When I asked how it will feel to sit in The Chair–the “Ebersol chair” if you will–during the Olympics, he went into a mock panic.
“I’m going to be very nervous,” Bell said. “I didn’t think this would actually happen.”
Seriously, Bell knows he has a big seat to fill as NBC’s executive producer for the Olympics in London. Previously, that role was played by former NBC Sports chairman Dick Ebersol, who personally called the shots for every Olympics televised by the network since 1988.
Now with Ebersol stepping aside and only serving as a consultant in London, it will be Bell, 44, who will be making the big decisions during NBC’s massive coverage of the Games.

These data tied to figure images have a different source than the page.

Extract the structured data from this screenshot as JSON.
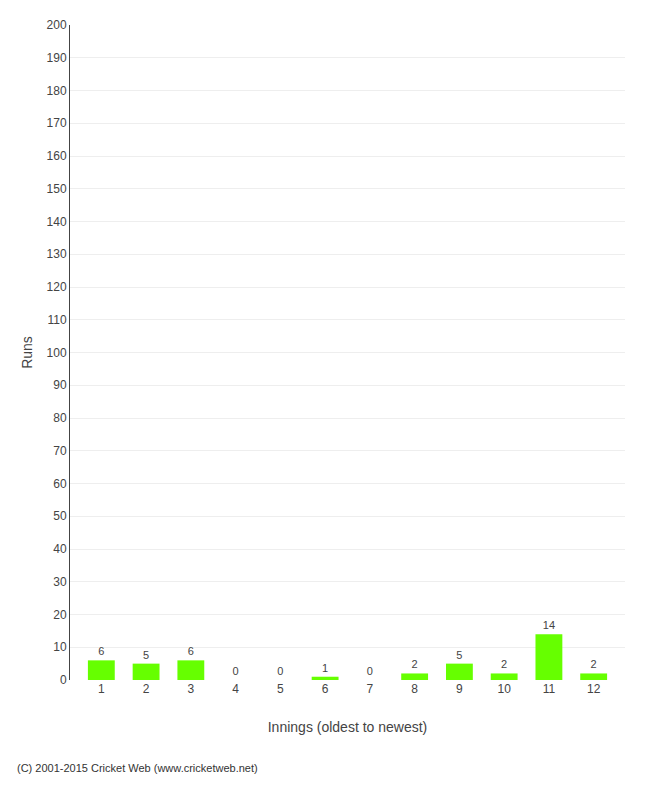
{
  "chart_data": {
    "type": "bar",
    "xlabel": "Innings (oldest to newest)",
    "ylabel": "Runs",
    "categories": [
      1,
      2,
      3,
      4,
      5,
      6,
      7,
      8,
      9,
      10,
      11,
      12
    ],
    "values": [
      6,
      5,
      6,
      0,
      0,
      1,
      0,
      2,
      5,
      2,
      14,
      2
    ],
    "color": "#66ff00",
    "ylim": [
      0,
      200
    ],
    "yticks": [
      0,
      10,
      20,
      30,
      40,
      50,
      60,
      70,
      80,
      90,
      100,
      110,
      120,
      130,
      140,
      150,
      160,
      170,
      180,
      190,
      200
    ],
    "grid": true,
    "data_labels": true,
    "footer": "(C) 2001-2015 Cricket Web (www.cricketweb.net)"
  }
}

He hardly is a rookie. He is executive producer of Today and has worked under Ebersol for several Olympics.
A former All-Ivy defensive lineman at Harvard, Bell talks about the challenge that lies ahead of him in London.
What did you learn from Ebersol?
Oh, let’s see. Only everything. He’s an amazing guy.
He taught me that pace is very important to the telecast. His philosophy was to keep it moving.
Also, he taught the importance of having a plan. Planning out everything to the minute, but also knowing when you have to change off that plan.
Will it be different not seeing him in the big chair?
It’ll be different, sure. I’ll consult with him every day.
Will you will bring a certain style to the telecasts?
We’ll have to see. I expect what’s worked will in the past will work well again. At its core is storytelling.
Dick used to say if you don’t make the athletes empathetic, you won’t get the women to watch. What do you think in that regard?
I think there’s something to that. I might choose the word humanity. You’re talking about sports most viewers don’t follow. So it is important to personalize the athletes.
What has it been like to prepare for the Games?
One of the more interesting aspects is that you get two years to prepare for two weeks. You could make a decision 18 months out and not be bound by it. Something will happen you didn’t plan for during the Olympics.
Seriously, how do think you’ll feel when it all begins with the Opening Ceremonies?
We’ve done this for 20-plus years. Who was the guy? Gladwell? (Malcom Gladwell) talked about the 10,000-hour rule (the amount of time to master something). Well, I will tell you there are people here who have 10,000 hours working the Olympics.
We’ve got people who know what they’re doing. It’s not about one person. It’s about the entire team.